BACKGROUND
For more than 20 years, there has been considerable progress in the treatment of coronary bifurcation lesions.1-4 The one-stent technique with proximal optimisation is fundamental in our current philosophy of coronary bifurcation intervention.4 According to the latest European Bifurcation Club (EBC) statements, side branch pre-dilatation (SBPD) is generally not recommended.2-4 SBPD during coronary bifurcation interventions is a technique that is generally not recommended by the latest guidelines and consensus statements. However, the data about the clinical outcomes after SBPD from dedicated studies are surprisingly few. The objective of the current study was to explore the effects of SBPD on all-cause and cardiovascular mortality at long-term follow-up.
METHODS
All patients with coronary bifurcation lesions treated with percutaneous coronary intervention (PCI) between 2012–2022 were included in the prospective registry. Patients were divided into two groups, depending on performance of SBPD: SBPD performed (SBPD[+]) and SBPD not performed (SBPD[-]). For the current analysis, only patients with stable or unstable angina were included, with follow-up of at least 2 years. Patients with ST elevation myocardial infarction and left main stenosis were excluded. Propensity score matching was performed to equalise the effects of the following characteristics: age, sex, diabetes, smoking, hypertension, dyslipidaemia, renal failure, cancer, chronic obstructive pulmonary disease (COPD), atrial fibrillation, left ventricular ejection fraction, and SYNTAX score. A multivariate analysis of all-cause and cardiac mortality was performed, with SBPD as an independent variable.
RESULTS
A total of 832 patients from the registry covered the criteria for the current analysis. After propensity score matching, 324 matched couples remained, and 648 patients were analysed.
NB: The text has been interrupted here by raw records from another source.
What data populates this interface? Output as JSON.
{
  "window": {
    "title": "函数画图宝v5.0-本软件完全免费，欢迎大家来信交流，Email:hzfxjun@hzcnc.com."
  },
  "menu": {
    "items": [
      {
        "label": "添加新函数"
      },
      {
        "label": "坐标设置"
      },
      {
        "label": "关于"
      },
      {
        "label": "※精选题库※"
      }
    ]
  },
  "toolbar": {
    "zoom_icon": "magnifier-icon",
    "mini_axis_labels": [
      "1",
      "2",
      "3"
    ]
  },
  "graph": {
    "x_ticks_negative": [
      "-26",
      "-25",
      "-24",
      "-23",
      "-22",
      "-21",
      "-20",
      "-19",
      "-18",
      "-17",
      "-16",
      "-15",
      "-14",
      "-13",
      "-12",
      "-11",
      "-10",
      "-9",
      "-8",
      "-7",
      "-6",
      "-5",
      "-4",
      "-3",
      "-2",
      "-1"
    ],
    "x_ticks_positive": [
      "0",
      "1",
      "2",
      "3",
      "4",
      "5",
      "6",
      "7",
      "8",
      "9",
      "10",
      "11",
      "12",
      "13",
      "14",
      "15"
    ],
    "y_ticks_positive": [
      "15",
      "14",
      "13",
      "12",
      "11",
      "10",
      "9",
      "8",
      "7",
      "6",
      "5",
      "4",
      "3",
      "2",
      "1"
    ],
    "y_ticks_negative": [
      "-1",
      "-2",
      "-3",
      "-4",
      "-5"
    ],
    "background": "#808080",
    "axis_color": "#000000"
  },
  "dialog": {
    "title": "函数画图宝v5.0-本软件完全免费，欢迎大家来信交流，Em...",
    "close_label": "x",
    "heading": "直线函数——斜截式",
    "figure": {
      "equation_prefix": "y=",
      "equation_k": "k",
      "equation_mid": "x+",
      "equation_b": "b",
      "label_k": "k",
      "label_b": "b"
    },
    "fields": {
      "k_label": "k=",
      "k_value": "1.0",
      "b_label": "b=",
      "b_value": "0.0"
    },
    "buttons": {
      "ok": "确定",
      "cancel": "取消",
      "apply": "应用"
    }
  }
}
The demographic characteristics of SBPD(+) and SBPD(-) were well balanced, with no significant differences between groups. Mean age was 68±10 years, 71% were males, 40% were smokers, 47% had diabetes, 26% had a previous myocardial infarction, 53% a previous PCI, 4% coronary artery bypass surgery, 12% peripheral arterial disease, 13% COPD, 32% renal failure, 23% atrial fibrillation, and left ventricle ejection fraction was of 55±10%. Patients with SBPD(+) had more chronic total occlusions (17% versus 9%; p=0.003), longer lesions (42±21 mm versus 36±20 mm; p<0.001), and more severe side branch stenoses (68%±25% versus 41%±31%; p<0.001). Among true bifurcation stenoses (Medina xx1: 63%; 410/648), 88% were predilated. At follow-up to 100 months (median 58 [interquartile range: 37–78]), 205/648 (32%) died. Mortality among the SBPD(+) group was significantly higher (all-cause for SBP[+] versus SBP [-]: 33% [107/324] versus 30.2% [98/324], respectively; p=0.045; cardiac: 25.3% [82/324] versus 21.6% [70/324], respectively; p=0.028) (Figure 1).
On Cox survival analysis, SBPD(+) was an independent predictor of all-cause mortality (odds ratio: 1.354; confidence interval: 1.003–1.828; p=0.048; with age, mitral regurgitation, left ventricle hypertrophy, pre-PCI troponin, haemoglobin, COPD) and cardiac mortality (odds ratio: 1.512; confidence interval: 1.070–2.136; p=0.019; with age, diabetes, left ventricle hypertrophy, pre-PCI troponin, COPD).
CONCLUSION
SBPD treatment of coronary bifurcation stenoses results in worse patient survival at up to 8 years following the procedure. It gives better angiographic results, but this did not translate into better clinical outcomes.